Many mothers, like Kathryn Rock, find strength after emerging from their PPD experiences.

After the birth of her son, the Lakewood mom felt crippling loneliness, listlessness and irritability. “I spiraled. I felt so alone,” she says.

“There’s a feeling that you’re the only one, which itself triggers a cycle of being alone,” explains Sardone. “There’s a shame that compels people to withhold sharing this information with other people.”

Thankfully, PPD is becoming destigmatized, in part due to a growing number of celebrities—among them Chrissy Teigen, Gwyneth Paltrow and Brooke Shields—who have come forward with their own PPD battles. “The normalization of mood disorders like PPD has grown so much over the past decade,” notes Andrew Carlton, a registered nurse and an administrator at Springwood Hospital in Bedford. He stresses that every postpartum adjustment experience is normal—even the troubling ones.

Just as there is no one root cause of PPD, the disorder requires a highly individualized treatment plan. In short, there’s no miracle cure, says Carlton.

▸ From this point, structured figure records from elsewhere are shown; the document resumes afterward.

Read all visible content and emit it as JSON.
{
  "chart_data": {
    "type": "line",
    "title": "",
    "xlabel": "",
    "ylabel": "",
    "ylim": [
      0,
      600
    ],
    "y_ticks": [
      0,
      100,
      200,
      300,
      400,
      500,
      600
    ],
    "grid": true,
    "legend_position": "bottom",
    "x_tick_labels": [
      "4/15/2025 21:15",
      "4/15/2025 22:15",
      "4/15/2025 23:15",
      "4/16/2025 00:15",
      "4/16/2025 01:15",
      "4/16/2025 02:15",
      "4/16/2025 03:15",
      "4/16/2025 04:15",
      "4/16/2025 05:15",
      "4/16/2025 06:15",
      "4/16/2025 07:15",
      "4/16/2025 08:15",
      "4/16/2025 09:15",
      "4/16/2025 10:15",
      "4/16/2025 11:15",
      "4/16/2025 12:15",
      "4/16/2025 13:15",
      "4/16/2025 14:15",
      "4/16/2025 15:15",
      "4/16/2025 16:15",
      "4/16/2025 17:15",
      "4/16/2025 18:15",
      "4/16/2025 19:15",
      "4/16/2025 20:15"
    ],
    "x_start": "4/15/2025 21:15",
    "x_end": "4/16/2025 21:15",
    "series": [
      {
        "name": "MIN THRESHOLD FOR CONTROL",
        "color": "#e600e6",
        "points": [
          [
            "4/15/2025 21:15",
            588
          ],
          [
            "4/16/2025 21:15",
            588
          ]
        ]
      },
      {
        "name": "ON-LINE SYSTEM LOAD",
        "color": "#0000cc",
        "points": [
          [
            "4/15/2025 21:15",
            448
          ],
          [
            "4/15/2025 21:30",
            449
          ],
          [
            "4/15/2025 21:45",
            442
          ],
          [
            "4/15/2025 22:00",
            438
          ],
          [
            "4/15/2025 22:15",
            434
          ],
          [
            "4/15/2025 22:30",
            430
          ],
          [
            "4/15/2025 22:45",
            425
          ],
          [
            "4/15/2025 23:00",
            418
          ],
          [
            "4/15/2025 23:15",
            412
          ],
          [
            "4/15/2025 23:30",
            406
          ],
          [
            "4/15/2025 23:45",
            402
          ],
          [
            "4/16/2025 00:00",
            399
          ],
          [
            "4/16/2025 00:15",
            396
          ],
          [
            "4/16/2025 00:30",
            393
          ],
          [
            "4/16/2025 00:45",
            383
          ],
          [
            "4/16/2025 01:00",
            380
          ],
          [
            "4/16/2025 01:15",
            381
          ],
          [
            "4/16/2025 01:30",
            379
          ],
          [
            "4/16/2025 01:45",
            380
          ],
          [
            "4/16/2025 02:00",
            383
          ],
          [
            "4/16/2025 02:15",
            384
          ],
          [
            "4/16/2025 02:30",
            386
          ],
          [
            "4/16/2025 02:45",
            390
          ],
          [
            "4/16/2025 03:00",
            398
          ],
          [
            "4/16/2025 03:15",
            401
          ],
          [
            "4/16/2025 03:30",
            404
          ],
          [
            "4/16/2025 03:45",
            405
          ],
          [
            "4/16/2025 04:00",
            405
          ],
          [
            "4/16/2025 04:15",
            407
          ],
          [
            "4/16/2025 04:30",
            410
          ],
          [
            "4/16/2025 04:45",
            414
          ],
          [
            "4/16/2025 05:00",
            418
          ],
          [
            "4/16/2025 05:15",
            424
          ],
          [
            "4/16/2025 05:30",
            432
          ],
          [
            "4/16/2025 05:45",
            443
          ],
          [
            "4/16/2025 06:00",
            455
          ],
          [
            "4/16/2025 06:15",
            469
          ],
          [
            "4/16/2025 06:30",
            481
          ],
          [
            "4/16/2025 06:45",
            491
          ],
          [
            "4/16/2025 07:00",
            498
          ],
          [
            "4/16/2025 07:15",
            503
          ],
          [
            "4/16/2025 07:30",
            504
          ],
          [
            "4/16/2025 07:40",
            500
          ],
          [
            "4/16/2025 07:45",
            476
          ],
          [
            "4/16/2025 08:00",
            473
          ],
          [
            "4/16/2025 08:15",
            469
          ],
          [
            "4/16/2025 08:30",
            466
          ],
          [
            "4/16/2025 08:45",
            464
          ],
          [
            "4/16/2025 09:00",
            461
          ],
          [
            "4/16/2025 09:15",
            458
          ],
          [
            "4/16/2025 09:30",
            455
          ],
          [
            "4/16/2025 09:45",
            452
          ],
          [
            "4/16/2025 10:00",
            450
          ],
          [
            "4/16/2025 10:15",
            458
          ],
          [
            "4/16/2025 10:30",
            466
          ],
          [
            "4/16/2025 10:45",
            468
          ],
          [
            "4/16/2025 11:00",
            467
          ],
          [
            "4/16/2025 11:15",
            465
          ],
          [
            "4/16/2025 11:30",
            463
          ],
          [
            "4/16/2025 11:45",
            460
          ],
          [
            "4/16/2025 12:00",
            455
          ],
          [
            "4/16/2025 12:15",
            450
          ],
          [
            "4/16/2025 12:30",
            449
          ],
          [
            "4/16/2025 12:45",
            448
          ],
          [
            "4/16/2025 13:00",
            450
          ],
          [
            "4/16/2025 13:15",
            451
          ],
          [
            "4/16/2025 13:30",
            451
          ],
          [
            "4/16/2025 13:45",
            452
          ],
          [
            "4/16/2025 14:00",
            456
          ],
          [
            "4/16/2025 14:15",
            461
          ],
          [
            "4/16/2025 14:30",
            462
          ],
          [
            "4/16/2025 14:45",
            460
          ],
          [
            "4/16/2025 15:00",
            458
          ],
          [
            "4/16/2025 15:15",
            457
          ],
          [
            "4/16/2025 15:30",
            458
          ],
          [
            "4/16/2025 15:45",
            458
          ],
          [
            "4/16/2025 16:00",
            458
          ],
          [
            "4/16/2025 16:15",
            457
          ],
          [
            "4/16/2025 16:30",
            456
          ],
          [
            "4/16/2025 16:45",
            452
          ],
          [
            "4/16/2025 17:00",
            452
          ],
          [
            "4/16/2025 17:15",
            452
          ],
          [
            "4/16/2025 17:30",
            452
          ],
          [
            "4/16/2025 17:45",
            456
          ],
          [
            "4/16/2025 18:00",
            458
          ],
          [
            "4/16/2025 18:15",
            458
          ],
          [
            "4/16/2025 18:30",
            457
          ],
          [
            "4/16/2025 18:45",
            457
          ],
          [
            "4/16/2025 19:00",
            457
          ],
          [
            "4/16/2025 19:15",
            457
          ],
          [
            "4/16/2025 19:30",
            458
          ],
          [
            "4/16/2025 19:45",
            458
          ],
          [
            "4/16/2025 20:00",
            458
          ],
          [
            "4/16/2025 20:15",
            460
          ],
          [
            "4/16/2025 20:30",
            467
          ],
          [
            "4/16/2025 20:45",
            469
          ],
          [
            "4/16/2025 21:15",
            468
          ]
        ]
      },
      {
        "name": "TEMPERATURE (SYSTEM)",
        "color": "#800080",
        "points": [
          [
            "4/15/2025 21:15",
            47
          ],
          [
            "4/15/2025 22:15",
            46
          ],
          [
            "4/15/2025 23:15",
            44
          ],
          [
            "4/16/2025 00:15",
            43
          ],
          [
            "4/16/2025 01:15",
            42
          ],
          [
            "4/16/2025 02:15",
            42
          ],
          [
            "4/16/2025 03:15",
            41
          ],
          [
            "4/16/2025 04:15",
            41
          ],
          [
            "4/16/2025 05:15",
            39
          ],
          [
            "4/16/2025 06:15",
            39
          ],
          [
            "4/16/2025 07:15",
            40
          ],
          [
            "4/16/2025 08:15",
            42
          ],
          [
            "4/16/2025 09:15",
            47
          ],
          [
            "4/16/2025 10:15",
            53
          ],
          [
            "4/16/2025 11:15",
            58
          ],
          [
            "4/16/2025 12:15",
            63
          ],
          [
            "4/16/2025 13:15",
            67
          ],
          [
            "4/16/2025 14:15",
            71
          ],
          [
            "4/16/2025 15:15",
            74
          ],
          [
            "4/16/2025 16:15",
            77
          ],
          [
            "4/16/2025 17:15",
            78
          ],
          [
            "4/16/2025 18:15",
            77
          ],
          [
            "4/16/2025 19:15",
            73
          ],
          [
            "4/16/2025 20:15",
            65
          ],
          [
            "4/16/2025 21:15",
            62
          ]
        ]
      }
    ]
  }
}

“You’re not only dealing with a chemical imbalance but also a thought process component,” he explains. “Treatment must address all these modalities—mental health, spiritual wellbeing, physical and interpersonal support.”

Sidebar

TOOLS TO TACKLE PPD
1. Consult a professional. Sardone stresses that medical help is essential. Work with your OB/GYN or mental health professional to create a game plan.
2. Create a routine. Even though baby doesn’t have a schedule yet, it’s important for you to have a normal rhythm. Create a loosely structured to-do list with tasks like getting out of bed and moving around the house.
3. Use positive distractions. PPD is an anxious depression, Sardone says. Distract your mind from negative thoughts and refocus on something you love, whether it’s cooking, yoga or reality TV, or take two minutes to do mindful breathing exercises.
4. Find support. Someone to talk to once a day. Someone who says “Me, too” can offer tremendous relief—look into PPD support groups and Mommy-and-me classes.

Rock worked through her PPD via therapy, yoga and a dietary makeover—a holistic approach that she says was liberating. She began to view her depression as a temporary after-effect of giving birth and was emboldened to have a second child three years later.

After her daughter’s birth, Rock says, her depressive episodes were shorter and less intense. She feels confident that with the proper toolkit—for her, a probiotic-heavy diet, plenty of yogic breathing and a stellar support system—PPD can be beaten. “I remember how low I felt; I remember every moment of pain and anger,” she says. “But I made it to the other side.”

One of the most important—and most difficult—means of fighting PPD is to get enough sleep after baby arrives. “Keep in mind, sleep deprivation is how we torture  prisoners,” Dunnewold says.

Also key is a strong support system. “It’s not possible to exist in a vacuum and care for a child,” Sardone explains. She advises moms to find friends who can provide childcare or some quality time away from motherhood.

Dunnewold agrees. “Motherhood is like a pitcher—if you keep pouring it out, soon there will be no water left. You have to take the time to refill it. You have to take time for yourself.”